Blue who? You may never have heard of the New York-based company, but major shareholders in the designer-apparel discounter include Rho Capital, which recently raised its stake, Soros Fund Management, the hedge fund company of George Soros, and Maverick Capital, run by Lee Ainslie.
The pint-sized Bluefly, which has a market value of only $76 million, was founded shortly before the dot-com bust that throttled stocks in early 2000. Just in the fourth quarter, the struggling company swung to a profit of $270,000, or 1 cent per share, from a loss of $150,000, or 1 cent, a year earlier, and it's finally on the cusp of sustained profitability. Revenue, meanwhile, stretched 17% to $29 million.
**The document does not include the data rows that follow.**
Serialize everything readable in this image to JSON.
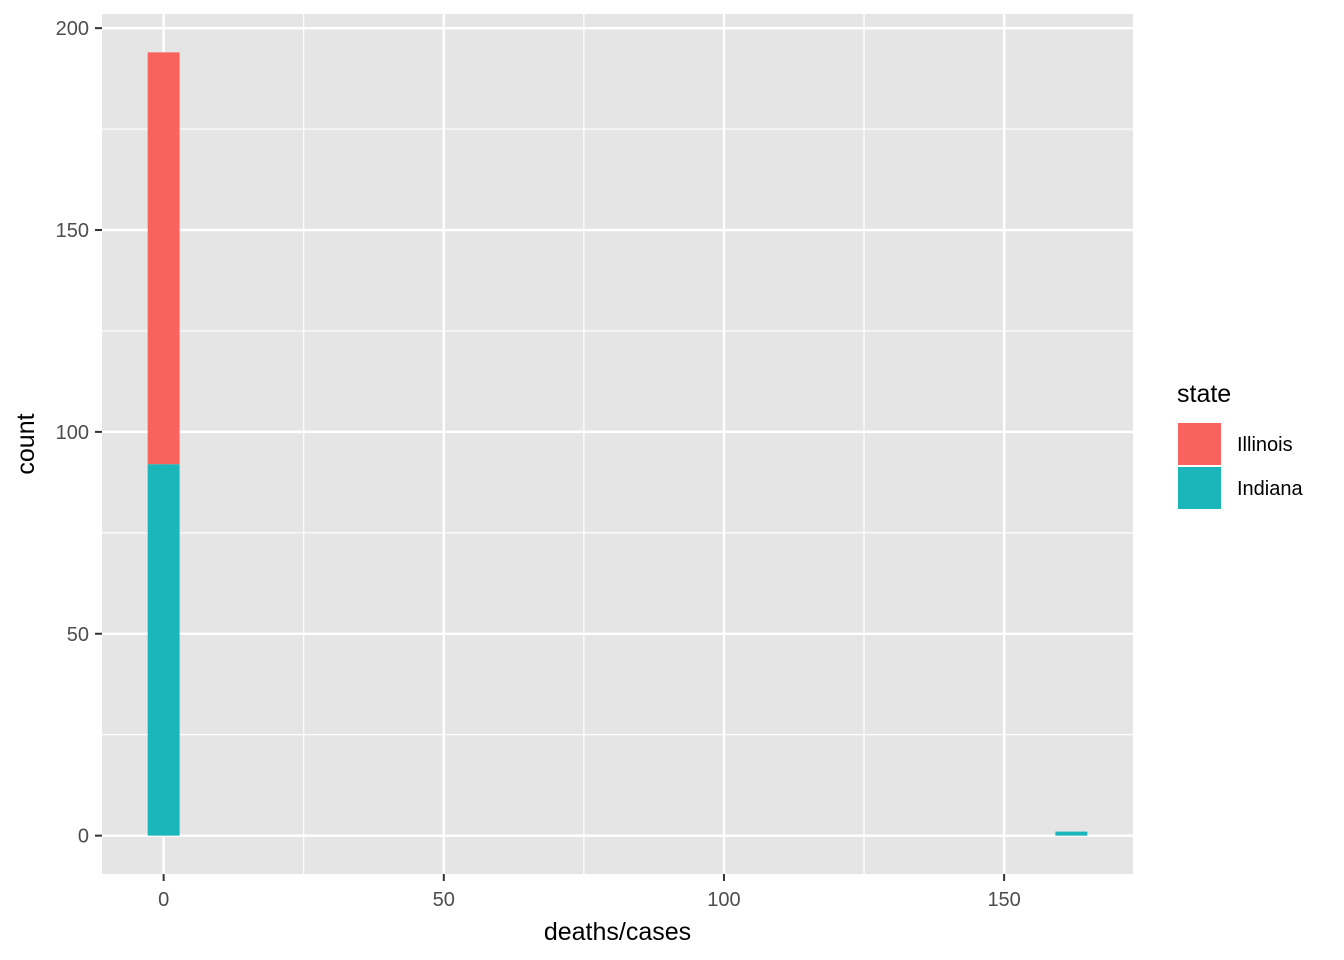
{
  "chart_data": {
    "type": "bar",
    "stacked": true,
    "xlabel": "deaths/cases",
    "ylabel": "count",
    "xlim": [
      -11,
      173
    ],
    "ylim": [
      -9.5,
      203.5
    ],
    "x_ticks": [
      0,
      50,
      100,
      150
    ],
    "x_tick_labels": [
      "0",
      "50",
      "100",
      "150"
    ],
    "x_minor_ticks": [
      25,
      75,
      125
    ],
    "y_ticks": [
      0,
      50,
      100,
      150,
      200
    ],
    "y_tick_labels": [
      "0",
      "50",
      "100",
      "150",
      "200"
    ],
    "y_minor_ticks": [
      25,
      75,
      125,
      175
    ],
    "grid": true,
    "legend": {
      "title": "state",
      "position": "right"
    },
    "bin_width": 5.7,
    "series": [
      {
        "name": "Indiana",
        "color": "#1ab6b9",
        "bins": [
          {
            "x": 0,
            "count": 92
          },
          {
            "x": 162,
            "count": 1
          }
        ]
      },
      {
        "name": "Illinois",
        "color": "#f8635e",
        "bins": [
          {
            "x": 0,
            "count": 102
          }
        ]
      }
    ],
    "legend_order": [
      "Illinois",
      "Indiana"
    ]
  },
  "colors": {
    "panel_background": "#e5e5e5",
    "grid_line": "#ffffff",
    "tick_color": "#333333"
  }
}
Still, profit margins shrank, due to a higher proportion of sales of lower-earning luxury items. The balance sheet, on the other hand, holds more than $10 million of cash and no debt. A recent inventory investment and successful Closet Confessions marketing campaign boosted average order size and customer additions during the fourth quarter. As fashion shoppers find their way to its site, expansion will ramp up.Management is excited about the recent launch of fragrance and eyewear and the potential offered by the higher-margin contemporary business. Bluefly's stock has surged 294% since the March 2009 market low and 18% in the past 12 months. The company's accumulated GAAP loss has narrowed from 88 cents in fiscal 2008 to 32 cents in fiscal 2009 to 19 cents in fiscal 2010. The latest quarter marked the first profitable period since the recession. Bluefly's stock, rarely discussed by the media, is an attractive Internet retail play. It trades at a book value multiple of 2.3 and a sales multiple of 0.8, discounts of up to 80% to Internet-retail peers. It has rallied 48% since TheStreet Ratings recommended it on May 26. Although the economic and market outlook are murky, given crude oil's astronomical rise and uncertainty pertaining to quantitative easing's conclusion, Bluefly is a stock to watch. It is on verge of passing the crucial $3 mark, and despite its small stature and thin trading volume, offers a certain amount of countercyclical appeal, given its off-price fashion strategy. Bluefly sells designer brands at discounts ranging from 20% to 70%. Bluefly, which caters to women but also sells designer and clothing accessories for men, sells prestigious brands, including Gucci, Burberry and Armani. The biggest obstacle to growth has been name recognition. But now that the equity market is booming and consumer spending is accelerating, retail acquisitions are being announced. Since Bluefly has now recorded a profitable quarter, it may draw attention from larger discounter suitors.